Similarly, some malware actors are known to buy their own digital certificates under various companies they form and sign their malware using the certificate they get, with the hope that their digitally signed application won’t raise any eyebrows.
as an analyst, you need to remember that just __ because an application is digitally signed, it doesn’t mean it is clean__ .
As an analyst, you want to build a malware signer database with the names of the signer/author/company who signed a malware file. So when you find a new malware file that is digitally signed, extract the name of the signer, and add it to your malware signer database. The next time that you see a new sample that is signed by any signer from your malware signer database, you can flag the sample as suspicious and dissect it further.
## String Analysis Statically
Malware samples are nothing but software programs, and as a part of the final software executable generated, the program includes many strings. These strings often can serve as very good indicators to identify the type, functionality, and intent of the software.
Most malware is packed. While the malware sample is packed using a packer, the data and the strings which are part of the original malware file are obfuscated in the outputted packed file and are not visible anymore.

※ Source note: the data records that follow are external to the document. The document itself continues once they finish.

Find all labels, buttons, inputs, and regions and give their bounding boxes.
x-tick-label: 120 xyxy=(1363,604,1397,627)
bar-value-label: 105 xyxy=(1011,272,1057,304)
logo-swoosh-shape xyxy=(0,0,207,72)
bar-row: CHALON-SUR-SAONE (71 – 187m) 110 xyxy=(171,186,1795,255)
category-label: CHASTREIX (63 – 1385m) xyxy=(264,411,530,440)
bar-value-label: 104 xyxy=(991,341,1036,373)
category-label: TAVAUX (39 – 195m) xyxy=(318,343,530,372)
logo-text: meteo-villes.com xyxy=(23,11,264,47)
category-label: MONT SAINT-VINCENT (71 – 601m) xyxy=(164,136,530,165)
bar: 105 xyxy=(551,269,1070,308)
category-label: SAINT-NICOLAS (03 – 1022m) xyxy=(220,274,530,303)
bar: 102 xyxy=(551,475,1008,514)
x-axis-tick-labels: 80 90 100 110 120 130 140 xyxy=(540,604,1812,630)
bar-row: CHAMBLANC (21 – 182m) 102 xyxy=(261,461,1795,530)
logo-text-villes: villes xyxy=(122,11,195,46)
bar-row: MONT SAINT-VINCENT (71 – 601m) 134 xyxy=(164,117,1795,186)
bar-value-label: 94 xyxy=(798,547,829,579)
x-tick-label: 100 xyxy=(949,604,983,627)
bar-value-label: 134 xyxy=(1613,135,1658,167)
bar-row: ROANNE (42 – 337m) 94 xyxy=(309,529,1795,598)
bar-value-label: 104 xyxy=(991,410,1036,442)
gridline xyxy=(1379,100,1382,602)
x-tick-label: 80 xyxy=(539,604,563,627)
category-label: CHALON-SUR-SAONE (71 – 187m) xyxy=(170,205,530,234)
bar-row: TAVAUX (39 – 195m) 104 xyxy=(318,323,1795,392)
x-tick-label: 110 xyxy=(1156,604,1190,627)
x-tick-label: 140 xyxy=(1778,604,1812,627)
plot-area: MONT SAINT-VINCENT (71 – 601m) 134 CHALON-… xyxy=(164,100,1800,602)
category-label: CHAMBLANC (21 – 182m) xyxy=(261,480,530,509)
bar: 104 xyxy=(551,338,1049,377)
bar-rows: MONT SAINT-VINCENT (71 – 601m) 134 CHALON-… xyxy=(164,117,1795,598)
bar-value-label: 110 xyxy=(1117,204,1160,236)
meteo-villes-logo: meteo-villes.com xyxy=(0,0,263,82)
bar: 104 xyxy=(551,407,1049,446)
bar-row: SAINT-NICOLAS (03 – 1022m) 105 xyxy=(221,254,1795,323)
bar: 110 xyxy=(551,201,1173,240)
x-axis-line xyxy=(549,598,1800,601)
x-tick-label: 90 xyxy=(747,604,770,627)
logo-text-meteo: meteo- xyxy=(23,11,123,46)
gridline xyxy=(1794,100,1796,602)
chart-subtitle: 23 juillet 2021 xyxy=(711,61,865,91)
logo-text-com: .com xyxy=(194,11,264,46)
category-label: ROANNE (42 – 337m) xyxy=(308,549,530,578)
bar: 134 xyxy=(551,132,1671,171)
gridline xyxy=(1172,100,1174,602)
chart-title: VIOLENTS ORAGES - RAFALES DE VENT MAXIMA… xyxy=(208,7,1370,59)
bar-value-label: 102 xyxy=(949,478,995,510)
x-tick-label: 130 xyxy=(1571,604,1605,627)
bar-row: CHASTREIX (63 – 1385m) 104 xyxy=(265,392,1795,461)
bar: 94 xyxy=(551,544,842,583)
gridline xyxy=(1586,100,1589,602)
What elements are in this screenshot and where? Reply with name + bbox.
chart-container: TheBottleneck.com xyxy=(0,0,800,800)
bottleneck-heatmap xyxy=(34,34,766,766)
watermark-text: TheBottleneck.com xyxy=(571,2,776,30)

But under some circumstances, certain chunks of data and strings from the original malware file might escape packing and might still be present in the final packed malware file. Sometimes, the malware authors do not pack malware samples. In other cases, you might also receive an unpacked malware sample for analysis, probably because some other analyst unpacked it and extracted the original malware file out. What this means is you can now view the strings in the unpacked portion of the sample file you are analyzing, giving you a glimpse into the innards for the sample.
To view the strings in the file, one can use the `BinText` tool.
Figure 12-15 shows strings that are related to the IRC protocol, which are used by malware for command-and-control network communication.